Inexécution de la promesse de porte-fort : paiement de dommages et intérêts

Cass. civ. 1ère, 7 mars 2018, n°15-21.244, Publié au bulletin

L’inexécution de la promesse de porte-fort ne peut être sanctionnée que par la condamnation de son auteur à des dommages-intérêts ; elle ne saurait être sanctionnée par la résolution de l’acte, quand bien même la promesse aurait été conclue dans le cadre d’une transaction.

Ce qu’il faut retenir : L’inexécution de la promesse de porte-fort ne peut être sanctionnée que par la condamnation de son auteur à des dommages-intérêts ; elle ne saurait être sanctionnée par la résolution de l’acte, quand bien même la promesse aurait été conclue dans le cadre d’une transaction.

Pour approfondir : Dans cette affaire, un protocole transactionnel a été conclu entre une société et l’un de ses salariés, en vertu duquel la société s’est engagée à payer une indemnité transactionnelle au salarié et s’est portée fort de la reprise, par le groupe auquel elle appartient, des relations contractuelles avec cet ancien salarié, exerçant à titre libéral et indépendant.
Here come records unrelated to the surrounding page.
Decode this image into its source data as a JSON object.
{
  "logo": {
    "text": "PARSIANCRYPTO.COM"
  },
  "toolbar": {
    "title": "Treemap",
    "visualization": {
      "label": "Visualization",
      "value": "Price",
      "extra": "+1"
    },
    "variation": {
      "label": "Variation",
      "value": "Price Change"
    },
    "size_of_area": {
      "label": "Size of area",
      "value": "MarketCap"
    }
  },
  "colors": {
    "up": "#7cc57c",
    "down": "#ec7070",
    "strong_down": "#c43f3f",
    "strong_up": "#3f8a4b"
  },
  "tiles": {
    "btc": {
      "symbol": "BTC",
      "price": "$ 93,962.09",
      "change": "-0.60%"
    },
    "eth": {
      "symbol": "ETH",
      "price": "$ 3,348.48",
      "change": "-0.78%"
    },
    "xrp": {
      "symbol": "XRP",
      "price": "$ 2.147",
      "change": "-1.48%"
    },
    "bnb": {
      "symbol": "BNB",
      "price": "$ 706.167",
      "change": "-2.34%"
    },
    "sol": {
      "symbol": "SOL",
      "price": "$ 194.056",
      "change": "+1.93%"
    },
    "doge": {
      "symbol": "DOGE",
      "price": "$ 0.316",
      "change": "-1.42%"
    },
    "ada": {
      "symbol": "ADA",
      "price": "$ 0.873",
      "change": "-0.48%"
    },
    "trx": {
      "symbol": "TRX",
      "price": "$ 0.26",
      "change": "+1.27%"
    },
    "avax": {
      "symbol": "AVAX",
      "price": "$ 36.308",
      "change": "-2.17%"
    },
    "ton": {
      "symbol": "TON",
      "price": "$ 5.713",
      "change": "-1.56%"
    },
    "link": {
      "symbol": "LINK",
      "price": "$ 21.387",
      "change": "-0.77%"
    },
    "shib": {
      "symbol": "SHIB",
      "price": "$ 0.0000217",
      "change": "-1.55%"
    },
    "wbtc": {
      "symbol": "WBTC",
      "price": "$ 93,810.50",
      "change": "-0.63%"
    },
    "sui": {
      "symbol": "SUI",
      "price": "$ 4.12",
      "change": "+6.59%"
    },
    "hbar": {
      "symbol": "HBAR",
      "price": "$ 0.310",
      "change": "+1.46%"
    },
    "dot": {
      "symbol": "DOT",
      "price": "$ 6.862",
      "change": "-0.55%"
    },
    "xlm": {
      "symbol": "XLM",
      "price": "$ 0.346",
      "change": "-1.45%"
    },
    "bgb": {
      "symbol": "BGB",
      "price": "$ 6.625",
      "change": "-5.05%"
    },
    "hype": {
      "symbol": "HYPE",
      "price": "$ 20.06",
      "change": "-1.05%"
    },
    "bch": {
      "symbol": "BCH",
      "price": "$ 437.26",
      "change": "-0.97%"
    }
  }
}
En contrepartie de l’accord, le salarié a renoncé définitivement à solliciter, en exécution d’un jugement du conseil de prud’hommes, la somme que la société a été condamnée à lui verser.

Le salarié, ne s’étant vu proposer aucune mission, par aucune des sociétés du groupe entre 2003 et 2010, a invoqué l’inexécution de la promesse de porte-fort et a assigné la société en résolution de la transaction et en paiement de dommages-intérêts.

La Cour d’appel, estimant que la convention contenant une promesse de porte-fort est susceptible de résolution en cas d’inexécution totale ou partielle, a fait droit à la demande de résolution du salarié.

La Cour de cassation a néanmoins cassé l’arrêt de la Cour d’appel au visa des articles 1120 et 1184 du Code civil dans leur rédaction antérieure à celle issue de l’ordonnance n°2016-131 du 10 février 2016 estimant à cet égard :

« Qu’en statuant ainsi, alors que l’inexécution de la promesse de porte-fort ne peut être sanctionnée que par la condamnation de son auteur à des dommages-intérêts, la Cour d’appel a violé les textes susvisés ».

En statuant ainsi, la Cour de cassation a appliqué à la lettre la sanction qui était prévue par l’ancien article 1120 du Code civil, qui disposait  :

« Néanmoins, on peut se porter fort pour un tiers, en promettant le fait de celui-ci ; sauf l’indemnité contre celui qui s’est porté fort ou qui a promis de faire ratifier, si le tiers refuse de tenir l’engagement ».

Cette solution de principe n’est pas étonnante dès lors que la règle déjà antérieurement appliquée avant l’entrée en vigueur de l’ordonnance susvisée est désormais posée de manière encore plus claire par l’article 1204, issu de l’ordonnance du 10 février 2016, dont les deux premiers alinéas disposent :

« On peut se porter fort en promettant le fait d’un tiers.

Le promettant est libéré de toute obligation si le tiers accomplit le fait promis. Dans le cas contraire, il peut être condamné à des dommages et intérêts »

Pour comprendre cette sanction, il faut admettre que l’objet de la promesse de porte-fort est d’obtenir le fait d’un tiers. Il s’agit donc d’une obligation par laquelle le porte-fort s’engage à faire en sorte que le tiers accomplisse le fait promis, quel qu’il soit. L’obligation en cause étant de résultat, alors, si le résultat promis n’a pas été atteint, la sanction découlant de cette inexécution réside dans les dommages et intérêts auxquels peut être condamné le porte-fort ou qui auront été prévus, le cas échéant, par une clause pénale.

Il convient cependant de se demander si, au cas d’espèce, le fait de faire prévaloir la logique du porte-fort sur celle de la transaction ne conduit pas à rendre une décision (illégitimement) sévère à l’encontre du bénéficiaire de la promesse.

En effet, conformément aux dispositions de l’article 2044 du Code civil, dans sa rédaction issue de la loi du 18 novembre 2016 de modernisation de la justice du XXIème siècle, la transaction repose sur des concessions réciproques, ce qui imprime un caractère synallagmatique au contrat de transaction. Or, en l’espèce, une partie de ces concessions n’avait pas été respectée par la société, ce qui pouvait justifier une éventuelle résolution judiciaire. La résolution de la transaction aurait alors permis au salarié de demander l’exécution du jugement prud’homal à laquelle il avait renoncé au titre de la transaction.